Clinicopathological Investigation of Medial Smooth Muscle Cell Atrophy in Small Arteries in Kidney Allografts.

Introduction: Atrophy of smooth muscle cells (SMCs) in the media of small arteries is occasionally observed, especially in long-term kidney allograft biopsies. The intima-media ratio is used as an index of arteriosclerosis in native kidneys, and medial SMC atrophy suggests severe arteriosclerosis. We aimed to investigate the clinicopathological significance of medial SMC atrophy in small arteries in biopsies from long-term kidney transplants.
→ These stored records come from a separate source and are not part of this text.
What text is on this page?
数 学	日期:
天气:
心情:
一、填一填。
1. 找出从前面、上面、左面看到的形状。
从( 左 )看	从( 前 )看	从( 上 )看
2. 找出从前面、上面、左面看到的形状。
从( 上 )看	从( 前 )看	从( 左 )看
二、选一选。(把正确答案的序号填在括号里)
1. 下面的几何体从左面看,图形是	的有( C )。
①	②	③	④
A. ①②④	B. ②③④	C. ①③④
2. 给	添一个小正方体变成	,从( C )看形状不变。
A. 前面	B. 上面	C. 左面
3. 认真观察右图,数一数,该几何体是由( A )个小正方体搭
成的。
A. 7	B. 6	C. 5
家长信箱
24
Methods: Samples were obtained from kidney allograft biopsies carried out from January 2016 to December 2019, and biopsies obtained 10 years after transplantation were included in the study. The distal small arteries with the most atrophic SMCs in longitudinal sections in each biopsy specimen were selected (outer diameter <150 µm and ≥60 µm). The outer diameter and width of the media, intima, and lumen of each artery were measured. SMC atrophy was evaluated as the media-outer diameter ratio.
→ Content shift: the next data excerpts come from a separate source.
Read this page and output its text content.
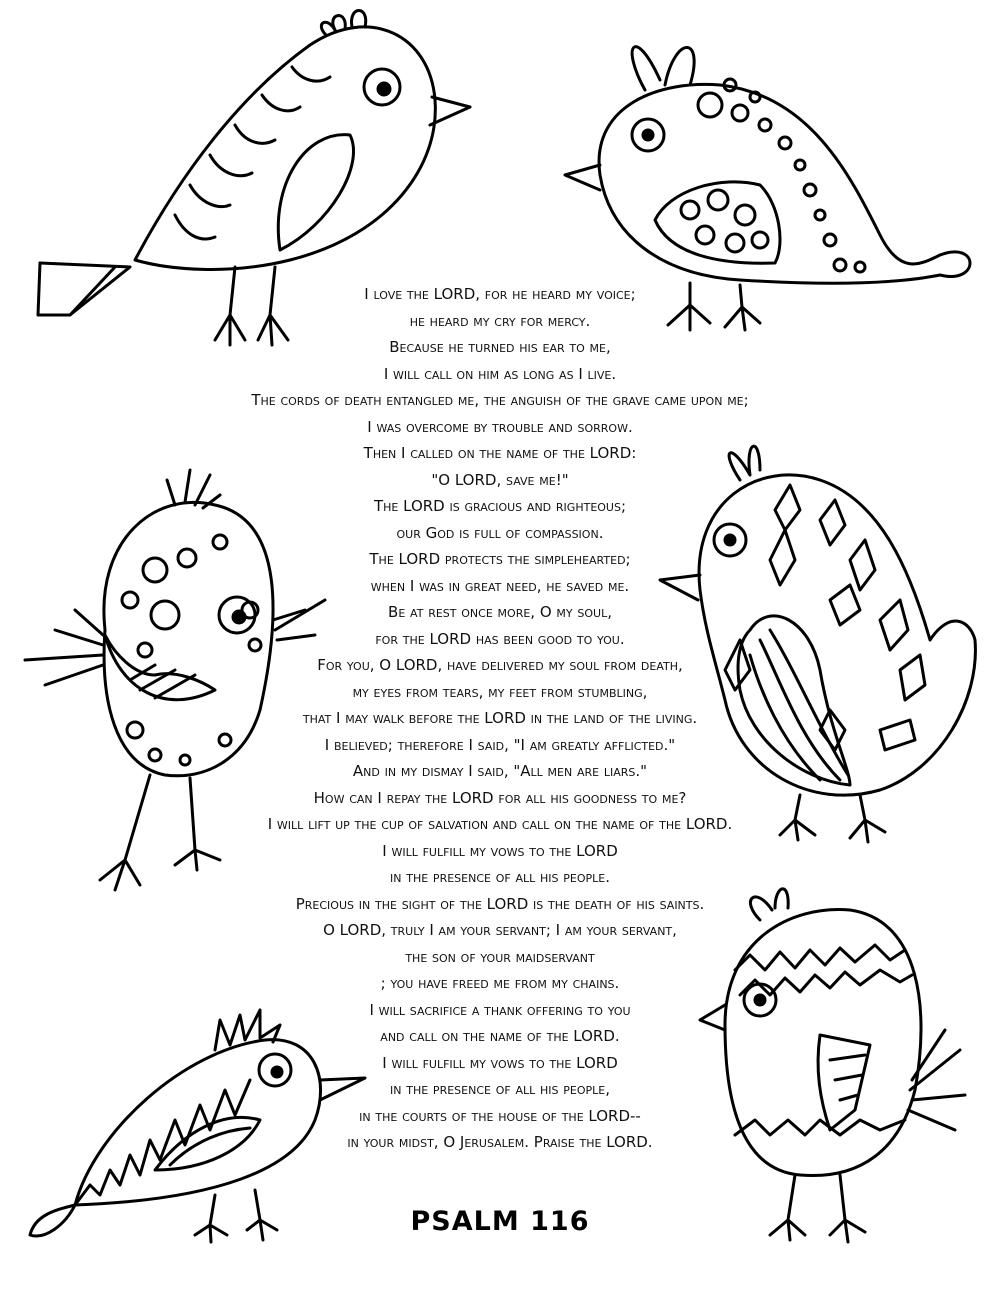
I love the LORD, for he heard my voice;
he heard my cry for mercy.
Because he turned his ear to me,
I will call on him as long as I live.
The cords of death entangled me, the anguish of the grave came upon me;
I was overcome by trouble and sorrow.
Then I called on the name of the LORD:
"O LORD, save me!"
The LORD is gracious and righteous;
our God is full of compassion.
The LORD protects the simplehearted;
when I was in great need, he saved me.
Be at rest once more, O my soul,
for the LORD has been good to you.
For you, O LORD, have delivered my soul from death,
my eyes from tears, my feet from stumbling,
that I may walk before the LORD in the land of the living.
I believed; therefore I said, "I am greatly afflicted."
And in my dismay I said, "All men are liars."
How can I repay the LORD for all his goodness to me?
I will lift up the cup of salvation and call on the name of the LORD.
I will fulfill my vows to the LORD
in the presence of all his people.
Precious in the sight of the LORD is the death of his saints.
O LORD, truly I am your servant; I am your servant,
the son of your maidservant
; you have freed me from my chains.
I will sacrifice a thank offering to you
and call on the name of the LORD.
I will fulfill my vows to the LORD
in the presence of all his people,
in the courts of the house of the LORD--
in your midst, O Jerusalem. Praise the LORD.
PSALM 116
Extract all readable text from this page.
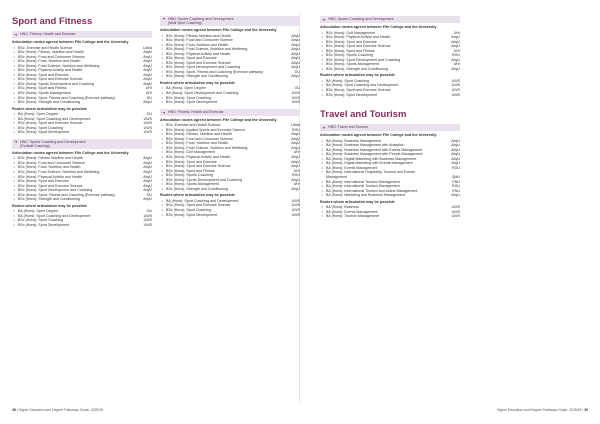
Sport and Fitness
➜ HNC: Fitness, Health and Exercise
Articulation routes agreed between Fife College and the University
• BSc: Exercise and Health Science	UAbd
• BSc (Hons): Fitness, Nutrition and Health	AbyU
• BSc (Hons): Food and Consumer Science	AbyU
• BSc (Hons): Food, Nutrition and Health	AbyU
• BSc (Hons): Food Science, Nutrition and Wellbeing	AbyU
• BSc (Hons): Physical Activity and Health	AbyU
• BSc (Hons): Sport and Exercise	AbyU
• BSc (Hons): Sport and Exercise Science	AbyU
• BSc (Hons): Sports Development and Coaching	AbyU
• BSc (Hons): Sport and Fitness	UHI
• BSc (Hons): Sports Management	UHI
• BSc (Hons): Sport, Fitness and Coaching (Exercise pathway)	DU
• BSc (Hons): Strength and Conditioning	AbyU
Routes where articulation may be possible
• BA (Hons): Open Degree	OU
• BA (Hons): Sport Coaching and Development	UWS
• BSc (Hons): Sport and Exercise Science	UWS
• BSc (Hons): Sport Coaching	UWS
• BSc (Hons): Sport Development	UWS
➜ HNC: Sports Coaching and Development
(Football Coaching)
Articulation routes agreed between Fife College and the University
• BSc (Hons): Fitness Nutrition and Health	AbyU
• BSc (Hons): Food and Consumer Science	AbyU
• BSc (Hons): Food, Nutrition and Health	AbyU
• BSc (Hons): Food Science, Nutrition and Wellbeing	AbyU
• BSc (Hons): Physical Activity and Health	AbyU
• BSc (Hons): Sport and Exercise	AbyU
• BSc (Hons): Sport and Exercise Science	AbyU
• BSc (Hons): Sport Development and Coaching	AbyU
• BSc (Hons): Sport, Fitness and Coaching (Exercise pathway)	DU
• BSc (Hons): Strength and Conditioning	AbyU
Routes where articulation may be possible
• BA (Hons): Open Degree	OU
• BA (Hons): Sport Coaching and Development	UWS
• BSc (Hons): Sport Coaching	UWS
• BSc (Hons): Sport Development	UWS
➜ HND: Sports Coaching and Development
(Multi Sport Coaching)
Articulation routes agreed between Fife College and the University
• BSc (Hons): Fitness Nutrition and Health	AbyU
• BSc (Hons): Food and Consumer Science	AbyU
• BSc (Hons): Food, Nutrition and Health	AbyU
• BSc (Hons): Food Science, Nutrition and Wellbeing	AbyU
• BSc (Hons): Physical Activity and Health	AbyU
• BSc (Hons): Sport and Exercise	AbyU
• BSc (Hons): Sport and Exercise Science	AbyU
• BSc (Hons): Sport Development and Coaching	AbyU
• BSc (Hons): Sport, Fitness and Coaching (Exercise pathway)	DU
• BSc (Hons): Strength and Conditioning	AbyU
Routes where articulation may be possible
• BA (Hons): Open Degree	OU
• BA (Hons): Sport Development and Coaching	UWS
• BSc (Hons): Sport Coaching	UWS
• BSc (Hons): Sport Development	UWS
➜ HND: Fitness, Health and Exercise
Articulation routes agreed between Fife College and the University
• BSc: Exercise and Health Science	UAbd
• BSc (Hons): Applied Sports and Exercise Science	RGU
• BSc (Hons): Fitness, Nutrition and Health	AbyU
• BSc (Hons): Food and Consumer Science	AbyU
• BSc (Hons): Food, Nutrition and Health	AbyU
• BSc (Hons): Food Science, Nutrition and Wellbeing	AbyU
• BSc (Hons): Golf Management	UHI
• BSc (Hons): Physical Activity and Health	AbyU
• BSc (Hons): Sport and Exercise	AbyU
• BSc (Hons): Sport and Exercise Science	AbyU
• BSc (Hons): Sport and Fitness	UHI
• BSc (Hons): Sports Coaching	RGU
• BSc (Hons): Sports Development and Coaching	AbyU
• BSc (Hons): Sports Management	UHI
• BSc (Hons): Strength and Conditioning	AbyU
Routes where articulation may be possible
• BA (Hons): Sport Coaching and Development	UWS
• BSc (Hons): Sport and Exercise Science	UWS
• BSc (Hons): Sport Coaching	UWS
• BSc (Hons): Sport Development	UWS
➜ HND: Sports Coaching and Development
Articulation routes agreed between Fife College and the University
• BSc (Hons): Golf Management	UHI
• BSc (Hons): Physical Activity and Health	AbyU
• BSc (Hons): Sport and Exercise	AbyU
• BSc (Hons): Sport and Exercise Science	AbyU
• BSc (Hons): Sport and Fitness	UHI
• BSc (Hons): Sports Coaching	RGU
• BSc (Hons): Sport Development and Coaching	AbyU
• BSc (Hons): Sports Management	UHI
• BSc (Hons): Strength and Conditioning	AbyU
Routes where articulation may be possible
• BA (Hons): Sport Coaching	UWS
• BA (Hons): Sport Coaching and Development	UWS
• BSc (Hons): Sport and Exercise Science	UWS
• BSc (Hons): Sport Development	UWS
Travel and Tourism
➜ HND: Travel and Tourism
Articulation routes agreed between Fife College and the University
• BA (Hons): Business Management	AbyU
• BA (Hons): Business Management with Analytics	AbyU
• BA (Hons): Business Management with Events Management	AbyU
• BA (Hons): Business Management with People Management	AbyU
• BA (Hons): Digital Marketing with Business Management	AbyU
• BA (Hons): Digital Marketing with Events Management	AbyU
• BA (Hons): Events Management	RGU
• BA (Hons): International Hospitality, Tourism and Events Management	QMU
• BA (Hons): International Tourism Management	ENU
• BA (Hons): International Tourism Management	RGU
• BA (Hons): International Tourism and Airline Management	ENU
• BA (Hons): Marketing and Business Management	AbyU
Routes where articulation may be possible
• BA (Hons): Business	UWS
• BA (Hons): Events Management	UWS
• BA (Hons): Tourism Management	UWS
38 | Higher Education and Degree Pathways Guide, 2025/26	Higher Education and Degree Pathways Guide, 2025/26 | 39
Results: Fifty biopsies were eligible. The mean media-outer diameter ratio was 0.27 ± 0.11. Donor age and allograft age were significantly inversely correlated with media-outer diameter ratio (rank correlation coefficient -0.3522, p = 0.0141 and -0.3700, p = 0.0096, respectively). After separation into two groups according to the media-outer diameter ratio, donor age and allograft age were both significantly higher and more focal segmental glomerular sclerosis (FSGS) lesions were observed in the low media-outer diameter ratio group. Multivariate analysis revealed that media-outer diameter ratio was significantly related to donor age, allograft age, and FSGS.

Conclusions: Medial SMC atrophy appears to be related to donor age, allograft age, and FSGS in kidney allografts. Disruption of vascular contraction as a result of medial SMC atrophy in aging allografts may lead to the development of FSGS.